2017-01-11-1484137589-5464588-Liverdisease.png Hepatic fibrosis (or scarring of the liver) is a response to tissue damage. In people, fibrosis is often a result of infection or disease. However, animal models of liver fibrosis are made by deliberately causing damage. There are several ways to do this, each of which involves a crude, unnatural intervention aimed at destroying some or all liver function, rather than recreating how human beings develop liver disease. For example, the chemical carbon tetrachloride is often used to produce liver fibrosis in animals. Does this 'model' human disease? The short answer is no. How can it, when the chances of a person encountering enough carbon tetrachloride to damage their liver is deliberately minimised - the use and production of carbon tetrachloride is strictly regulated around the world. This chemical is classed as an anticipated human carcinogen (likely to cause cancer) and a contributor to global warming! However, mice are injected with this dangerous toxin, and in amounts over ten million times more than people are likely to encounter.

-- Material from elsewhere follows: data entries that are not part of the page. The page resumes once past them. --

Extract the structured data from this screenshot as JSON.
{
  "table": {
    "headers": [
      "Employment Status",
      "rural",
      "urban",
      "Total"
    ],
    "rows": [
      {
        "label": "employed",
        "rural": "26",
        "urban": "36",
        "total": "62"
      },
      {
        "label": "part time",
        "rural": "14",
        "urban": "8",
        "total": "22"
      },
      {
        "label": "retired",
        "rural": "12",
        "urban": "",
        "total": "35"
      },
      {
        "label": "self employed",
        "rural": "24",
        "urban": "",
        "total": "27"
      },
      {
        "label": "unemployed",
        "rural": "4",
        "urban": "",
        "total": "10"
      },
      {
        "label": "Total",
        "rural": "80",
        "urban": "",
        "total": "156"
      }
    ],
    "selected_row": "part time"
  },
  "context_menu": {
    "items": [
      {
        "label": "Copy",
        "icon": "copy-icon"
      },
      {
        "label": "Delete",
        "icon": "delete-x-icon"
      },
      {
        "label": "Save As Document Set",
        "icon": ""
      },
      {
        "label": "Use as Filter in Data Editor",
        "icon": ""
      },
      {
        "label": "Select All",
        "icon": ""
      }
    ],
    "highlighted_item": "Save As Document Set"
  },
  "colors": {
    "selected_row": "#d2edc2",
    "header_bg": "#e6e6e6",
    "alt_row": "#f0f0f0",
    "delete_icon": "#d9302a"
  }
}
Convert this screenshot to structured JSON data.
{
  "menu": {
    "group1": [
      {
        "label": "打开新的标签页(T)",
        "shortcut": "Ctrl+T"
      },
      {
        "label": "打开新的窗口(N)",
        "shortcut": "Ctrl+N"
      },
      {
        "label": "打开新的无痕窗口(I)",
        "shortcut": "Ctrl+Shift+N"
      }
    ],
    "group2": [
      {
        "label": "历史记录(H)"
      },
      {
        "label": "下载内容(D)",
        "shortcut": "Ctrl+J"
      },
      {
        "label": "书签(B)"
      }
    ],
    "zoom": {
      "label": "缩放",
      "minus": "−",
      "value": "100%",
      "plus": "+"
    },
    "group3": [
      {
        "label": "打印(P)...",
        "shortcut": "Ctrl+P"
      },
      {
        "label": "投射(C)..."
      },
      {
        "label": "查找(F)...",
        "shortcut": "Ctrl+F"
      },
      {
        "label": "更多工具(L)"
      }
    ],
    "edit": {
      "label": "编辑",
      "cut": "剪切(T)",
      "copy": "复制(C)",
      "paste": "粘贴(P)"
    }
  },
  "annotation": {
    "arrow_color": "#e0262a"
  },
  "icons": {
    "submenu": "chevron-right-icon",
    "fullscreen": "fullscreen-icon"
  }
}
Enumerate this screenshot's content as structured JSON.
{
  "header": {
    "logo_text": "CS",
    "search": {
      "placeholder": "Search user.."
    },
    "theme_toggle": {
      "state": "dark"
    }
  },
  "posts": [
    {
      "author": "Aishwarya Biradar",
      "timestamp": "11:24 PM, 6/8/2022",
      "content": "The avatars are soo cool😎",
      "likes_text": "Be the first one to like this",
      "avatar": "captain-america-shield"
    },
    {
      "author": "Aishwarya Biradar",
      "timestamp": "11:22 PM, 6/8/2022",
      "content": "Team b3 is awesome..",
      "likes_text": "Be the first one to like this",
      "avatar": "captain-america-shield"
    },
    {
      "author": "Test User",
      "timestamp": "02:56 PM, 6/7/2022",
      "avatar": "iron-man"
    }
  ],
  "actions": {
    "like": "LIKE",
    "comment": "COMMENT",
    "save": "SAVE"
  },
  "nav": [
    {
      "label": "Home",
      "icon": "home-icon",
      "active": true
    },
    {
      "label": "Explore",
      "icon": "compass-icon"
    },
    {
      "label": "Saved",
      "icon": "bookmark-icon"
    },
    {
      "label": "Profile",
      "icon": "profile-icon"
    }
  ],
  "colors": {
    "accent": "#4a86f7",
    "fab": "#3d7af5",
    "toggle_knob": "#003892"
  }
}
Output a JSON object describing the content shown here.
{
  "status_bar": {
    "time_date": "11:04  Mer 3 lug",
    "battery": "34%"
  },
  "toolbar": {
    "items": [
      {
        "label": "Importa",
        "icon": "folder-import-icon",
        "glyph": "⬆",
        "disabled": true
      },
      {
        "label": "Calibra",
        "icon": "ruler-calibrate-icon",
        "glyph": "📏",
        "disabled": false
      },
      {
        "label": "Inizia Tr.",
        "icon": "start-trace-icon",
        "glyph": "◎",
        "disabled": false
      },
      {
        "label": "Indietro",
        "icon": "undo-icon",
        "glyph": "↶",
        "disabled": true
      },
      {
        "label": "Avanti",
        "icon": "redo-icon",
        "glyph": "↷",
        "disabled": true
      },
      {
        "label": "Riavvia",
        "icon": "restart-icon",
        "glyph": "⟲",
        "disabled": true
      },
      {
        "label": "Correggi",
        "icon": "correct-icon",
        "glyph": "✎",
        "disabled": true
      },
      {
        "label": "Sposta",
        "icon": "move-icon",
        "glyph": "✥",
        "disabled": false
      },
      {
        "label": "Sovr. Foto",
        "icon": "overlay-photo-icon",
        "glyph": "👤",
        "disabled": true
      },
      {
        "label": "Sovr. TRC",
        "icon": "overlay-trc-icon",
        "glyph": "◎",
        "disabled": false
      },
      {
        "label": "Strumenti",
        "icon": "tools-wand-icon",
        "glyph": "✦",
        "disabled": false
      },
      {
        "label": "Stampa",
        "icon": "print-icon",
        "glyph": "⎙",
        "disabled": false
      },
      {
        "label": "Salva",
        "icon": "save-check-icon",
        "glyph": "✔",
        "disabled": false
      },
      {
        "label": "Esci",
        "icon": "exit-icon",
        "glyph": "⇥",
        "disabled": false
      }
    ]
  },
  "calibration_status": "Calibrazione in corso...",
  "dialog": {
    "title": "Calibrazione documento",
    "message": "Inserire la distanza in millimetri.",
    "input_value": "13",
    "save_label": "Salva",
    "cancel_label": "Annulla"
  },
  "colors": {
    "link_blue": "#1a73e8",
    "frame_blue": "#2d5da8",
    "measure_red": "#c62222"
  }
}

The only way we can get (better) treatments for liver disease is if we appreciate how a healthy human liver operates--and we really do need a better understanding of how the liver works. There are more than 100 different forms of liver disease, and although these have diverse underlying causes (genetics, infections, drug-related damage, etc.), their major common features are that they are chronic, progressing over time, and that we currently have limited treatment options.

However, there is good news. Researchers are having considerable success in developing models of the human liver and in using human cells to create systems in which human liver function and human liver disease (even chronic disease) can be studied. Recently, scientists have made a dynamic model system that assembles several of the different cell types found in normal human liver, and adds a perfusion element to make an 'organoid' that looks and behaves like a human liver. Other researchers are making the most of advances in organ transplantation and using tiny pieces of human liver tissue to examine drug-induced liver injury. The human tissue is ethically harvested from healthy areas of the liver, which has to be removed in the transplant to make way for a new organ, and that would normally be discarded. These approaches allow us to measure human responses to human toxins (alcohol, aspirin, fatty diet, etc). We should follow this lead and leave the rodents to their fat-free, alcohol-free, and altogether healthier lifestyle.